There's an international effort to make safe schools in conflict zones

The World
Palestinian school girls attend a class at their school that witnesses said was damaged by Israeli shelling during the most recent conflict between Israel and Hamas.

The world has been shocked by the massacre of more than 130 children at a school in Peshawar, Pakistan. The Pakistani Taliban claimed responsibility.

Among those stunned by the news were delegates from some three dozen nations at a meeting in Geneva. That meeting was being held specifically to discuss new guidelines for protecting schools and students in conflict zones.

The guidelines will take the form of a document that governments can sign up to. That will commit them to doing their best to avoid taking military action against schools and other educational facilities.

“It’s a very simple concept,” says Zama Coursen-Neff, the director of the Children’s Division of Human Rights Watch, which is backing the Geneva Initiative.  

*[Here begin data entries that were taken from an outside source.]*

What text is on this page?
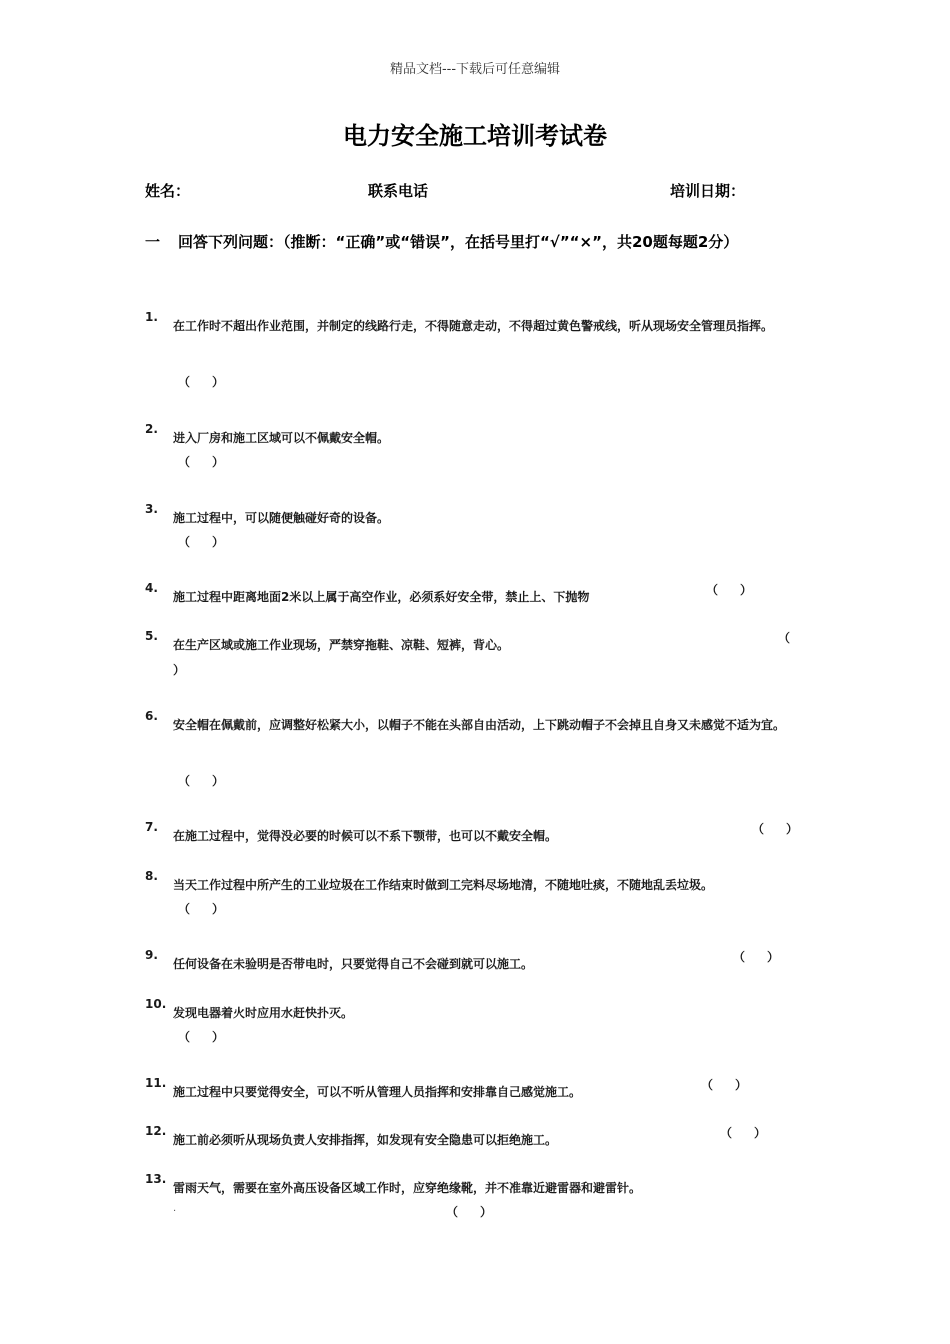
精品文档---下载后可任意编辑
电力安全施工培训考试卷
姓名：	联系电话	培训日期：
一 回答下列问题：（推断：“正确”或“错误”，在括号里打“√”“×”，共20题每题2分）
1.
在工作时不超出作业范围，并制定的线路行走，不得随意走动，不得超过黄色警戒线，听从现场安全管理员指挥。
（ ）
2.
进入厂房和施工区域可以不佩戴安全帽。
（ ）
3.
施工过程中，可以随便触碰好奇的设备。
（ ）
4.
施工过程中距离地面2米以上属于高空作业，必须系好安全带，禁止上、下抛物	（ ）
5.
在生产区域或施工作业现场，严禁穿拖鞋、凉鞋、短裤，背心。	（
）
6.
安全帽在佩戴前，应调整好松紧大小，以帽子不能在头部自由活动，上下跳动帽子不会掉且自身又未感觉不适为宜。
（ ）
7.
在施工过程中，觉得没必要的时候可以不系下颚带，也可以不戴安全帽。	（ ）
8.
当天工作过程中所产生的工业垃圾在工作结束时做到工完料尽场地清，不随地吐痰，不随地乱丢垃圾。
（ ）
9.
任何设备在未验明是否带电时，只要觉得自己不会碰到就可以施工。	（ ）
10.
发现电器着火时应用水赶快扑灭。
（ ）
11.
施工过程中只要觉得安全，可以不听从管理人员指挥和安排靠自己感觉施工。	（ ）
12.
施工前必须听从现场负责人安排指挥，如发现有安全隐患可以拒绝施工。	（ ）
13.
雷雨天气，需要在室外高压设备区域工作时，应穿绝缘靴，并不准靠近避雷器和避雷针。
·	（ ）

“It’s the culmination of an almost three-year process,” says Coursen-Neff, “to develop international guidelines that would place schools and universities off-limits to warring parties.”

Militaries love schools, she adds. “Schools have been used as training bases, as training grounds, as weapons storage sites, as sniper posts, even detention centers and torture chambers. They sometimes have nice kitchens, latrines, classrooms, where troops prefer to sleep rather than in tents in the jungle as we heard in India.”

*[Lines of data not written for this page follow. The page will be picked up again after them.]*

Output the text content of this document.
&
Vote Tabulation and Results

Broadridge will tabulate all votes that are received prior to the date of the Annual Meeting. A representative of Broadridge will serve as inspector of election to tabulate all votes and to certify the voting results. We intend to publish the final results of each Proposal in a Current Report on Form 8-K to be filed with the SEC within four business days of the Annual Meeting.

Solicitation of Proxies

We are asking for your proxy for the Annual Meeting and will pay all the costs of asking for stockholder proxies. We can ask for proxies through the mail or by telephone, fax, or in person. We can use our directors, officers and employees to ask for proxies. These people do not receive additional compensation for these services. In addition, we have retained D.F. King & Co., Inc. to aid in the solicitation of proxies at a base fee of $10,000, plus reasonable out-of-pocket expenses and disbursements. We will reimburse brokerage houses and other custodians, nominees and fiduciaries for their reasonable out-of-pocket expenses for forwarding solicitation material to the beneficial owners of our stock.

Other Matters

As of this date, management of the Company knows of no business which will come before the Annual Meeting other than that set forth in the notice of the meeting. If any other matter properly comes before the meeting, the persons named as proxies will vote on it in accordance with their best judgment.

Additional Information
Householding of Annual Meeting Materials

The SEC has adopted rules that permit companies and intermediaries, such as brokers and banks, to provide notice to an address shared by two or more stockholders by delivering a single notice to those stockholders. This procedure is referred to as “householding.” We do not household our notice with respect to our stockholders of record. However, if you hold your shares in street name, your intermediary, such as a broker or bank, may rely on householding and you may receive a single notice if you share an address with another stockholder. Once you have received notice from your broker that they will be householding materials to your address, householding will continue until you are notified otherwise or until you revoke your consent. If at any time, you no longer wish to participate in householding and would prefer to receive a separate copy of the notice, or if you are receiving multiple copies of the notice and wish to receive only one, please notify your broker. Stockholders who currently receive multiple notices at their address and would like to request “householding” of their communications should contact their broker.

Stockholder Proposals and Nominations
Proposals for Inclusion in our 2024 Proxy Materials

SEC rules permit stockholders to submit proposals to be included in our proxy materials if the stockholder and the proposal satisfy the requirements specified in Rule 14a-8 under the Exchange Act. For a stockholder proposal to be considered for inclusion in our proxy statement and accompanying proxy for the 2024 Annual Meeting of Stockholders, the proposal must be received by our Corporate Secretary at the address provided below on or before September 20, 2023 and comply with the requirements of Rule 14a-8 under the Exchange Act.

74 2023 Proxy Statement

“But there’s a failure to appreciate the real consequences of that,” Coursen-Neff says. “In India and southern Thailand, we’ve documented children who continue to try to go to school alongside armed men. You can imagine that this not only creates a wholly inappropriate environment for education, but also puts them at risk when opposing forces try to attack those troops. In other instances, they just displace the children entirely, denying them an education.”

The guidelines are designed for nation-states to sign onto, but they were also presented to 35 rebel groups from around the world at a special meeting in Geneva last month. They agreed at least to take them into consideration.

Overall, says Coursen-Neff, “the goal is to change the way war is waged on the ground, in the way that we’ve already seen churches, mosques, hospitals, and other civilian institutions respected even in the midst of war.”